Sheriff Wayne didn’t recognize me. I suppose I’d changed in the past nine years. My dark hair was long, cut in a sleek line with overgrown bangs. I wore low-slung jeans and a yellow-striped top from Urban Outfitters. My Aunt Helen had turned her white-trash niece into Boston hip. At least we both liked to think so.

I recognized Sheriff Wayne from the back. It wasn’t how he looked; it was how he moved. The solid roll of his legs across the pathway as he corralled bouncing grandkids, herding them steadily back to the family fold.

Sheriff Wayne noticed me standing a ways off, staring at him. He turned back to the women on either side of him, then it must’ve hit him. The nagging sense of familiarity clicked and he whirled around, taking me in squarely.

“Danielle,” he said, and the sound of his voice again, after all these years of living in my dreams, the lone whisper of safety amidst so many images of blood and violence, finally released me. I took a step forward. Then another.

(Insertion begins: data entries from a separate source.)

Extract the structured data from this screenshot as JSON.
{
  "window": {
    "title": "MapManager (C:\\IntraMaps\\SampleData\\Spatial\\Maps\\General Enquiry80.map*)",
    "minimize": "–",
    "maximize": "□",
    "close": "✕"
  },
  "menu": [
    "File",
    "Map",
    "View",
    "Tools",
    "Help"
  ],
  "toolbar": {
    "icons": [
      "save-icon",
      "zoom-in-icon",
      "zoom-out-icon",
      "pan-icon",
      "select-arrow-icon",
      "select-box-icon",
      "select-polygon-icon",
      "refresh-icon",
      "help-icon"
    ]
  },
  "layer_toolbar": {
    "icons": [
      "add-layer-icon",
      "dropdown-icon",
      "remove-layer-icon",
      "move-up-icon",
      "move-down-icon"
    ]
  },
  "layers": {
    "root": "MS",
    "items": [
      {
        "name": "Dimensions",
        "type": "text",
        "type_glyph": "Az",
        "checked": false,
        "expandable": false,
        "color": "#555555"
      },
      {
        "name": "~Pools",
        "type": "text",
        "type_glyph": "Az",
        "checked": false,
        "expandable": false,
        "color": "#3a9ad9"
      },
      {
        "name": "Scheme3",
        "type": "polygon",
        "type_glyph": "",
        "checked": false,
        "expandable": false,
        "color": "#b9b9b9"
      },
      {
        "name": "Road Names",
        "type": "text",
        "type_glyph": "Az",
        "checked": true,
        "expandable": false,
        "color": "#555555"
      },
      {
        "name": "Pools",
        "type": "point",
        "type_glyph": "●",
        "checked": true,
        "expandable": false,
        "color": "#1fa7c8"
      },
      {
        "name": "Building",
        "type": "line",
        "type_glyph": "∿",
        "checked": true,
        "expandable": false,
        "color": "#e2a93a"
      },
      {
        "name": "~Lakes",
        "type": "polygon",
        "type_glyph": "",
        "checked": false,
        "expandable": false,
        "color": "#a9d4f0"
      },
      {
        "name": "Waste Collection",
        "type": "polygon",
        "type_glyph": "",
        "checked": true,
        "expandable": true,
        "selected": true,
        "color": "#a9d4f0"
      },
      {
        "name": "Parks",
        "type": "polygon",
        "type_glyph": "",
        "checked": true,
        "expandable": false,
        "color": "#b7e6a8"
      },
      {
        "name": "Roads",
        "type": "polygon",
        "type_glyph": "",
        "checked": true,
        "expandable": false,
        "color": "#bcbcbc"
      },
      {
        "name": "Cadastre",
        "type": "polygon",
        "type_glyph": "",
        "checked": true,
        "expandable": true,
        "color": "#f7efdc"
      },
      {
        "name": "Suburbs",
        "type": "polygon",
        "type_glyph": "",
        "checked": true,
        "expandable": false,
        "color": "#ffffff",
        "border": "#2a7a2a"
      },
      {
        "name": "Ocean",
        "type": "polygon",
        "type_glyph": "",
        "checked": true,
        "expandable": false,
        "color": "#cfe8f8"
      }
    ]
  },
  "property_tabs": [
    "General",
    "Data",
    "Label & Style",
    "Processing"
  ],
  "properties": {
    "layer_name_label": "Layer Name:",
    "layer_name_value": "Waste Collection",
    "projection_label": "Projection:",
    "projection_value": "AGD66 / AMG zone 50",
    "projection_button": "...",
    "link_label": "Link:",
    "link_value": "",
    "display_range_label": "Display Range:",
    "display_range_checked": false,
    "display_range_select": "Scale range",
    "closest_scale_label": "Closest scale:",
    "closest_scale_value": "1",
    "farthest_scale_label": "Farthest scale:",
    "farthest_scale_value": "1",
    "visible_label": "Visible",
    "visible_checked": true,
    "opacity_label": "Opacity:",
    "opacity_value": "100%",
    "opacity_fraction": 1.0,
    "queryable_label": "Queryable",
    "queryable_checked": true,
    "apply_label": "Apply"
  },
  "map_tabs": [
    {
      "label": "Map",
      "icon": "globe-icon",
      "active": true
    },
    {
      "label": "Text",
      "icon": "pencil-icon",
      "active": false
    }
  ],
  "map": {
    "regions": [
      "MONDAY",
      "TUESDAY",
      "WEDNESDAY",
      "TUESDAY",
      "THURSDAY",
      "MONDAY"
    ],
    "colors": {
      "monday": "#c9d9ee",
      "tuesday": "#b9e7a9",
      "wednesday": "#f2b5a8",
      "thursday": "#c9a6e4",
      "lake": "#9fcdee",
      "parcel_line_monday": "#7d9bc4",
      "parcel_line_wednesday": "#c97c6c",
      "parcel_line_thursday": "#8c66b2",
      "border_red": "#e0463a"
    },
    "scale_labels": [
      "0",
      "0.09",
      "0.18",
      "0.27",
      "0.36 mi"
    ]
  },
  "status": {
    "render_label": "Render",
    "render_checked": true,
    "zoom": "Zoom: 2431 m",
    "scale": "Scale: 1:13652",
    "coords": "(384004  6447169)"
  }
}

His wife and daughter had noticed by then. His daughter was confused by my approach. His wife-Sheila was her name-must have remembered me. She held very still, and I could see the quiet sympathy in her eyes.

Sheriff Wayne took over. Shook my hand, made the introductions between myself, his wife, daughter, and grandkids. He smoothed it over, in the way a man who broke up bar fights would know how to do. I might have been the daughter of an old friend, reacquainted after all these years. We made small talk of the sunny day and the beautiful park. He told me of his other child, a grown son who lived in New York. We marveled over his granddaughter, who hid behind her mother’s legs, and his grandson, who loved chasing squirrels.

I mentioned I would be starting college in the fall. Sheriff Wayne shook my hand again, all quiet approval. Look at me and how I had turned out.

Look at me, the lone survivor.

They continued with their day, following the curving path down to the Swan Boats. I studied the empty space where they used to stand.

And I knew, in that instant, I had to see Sheriff Wayne again.

I had to have him.

Live to Tell pic_7.jpg

I called the next day. It had been nice to see him in the park. His daughter was lovely, his grandkids adorable. Listen, I had some questions. I didn’t want to put him on the spot, but maybe we could get together. Have dinner. Just once.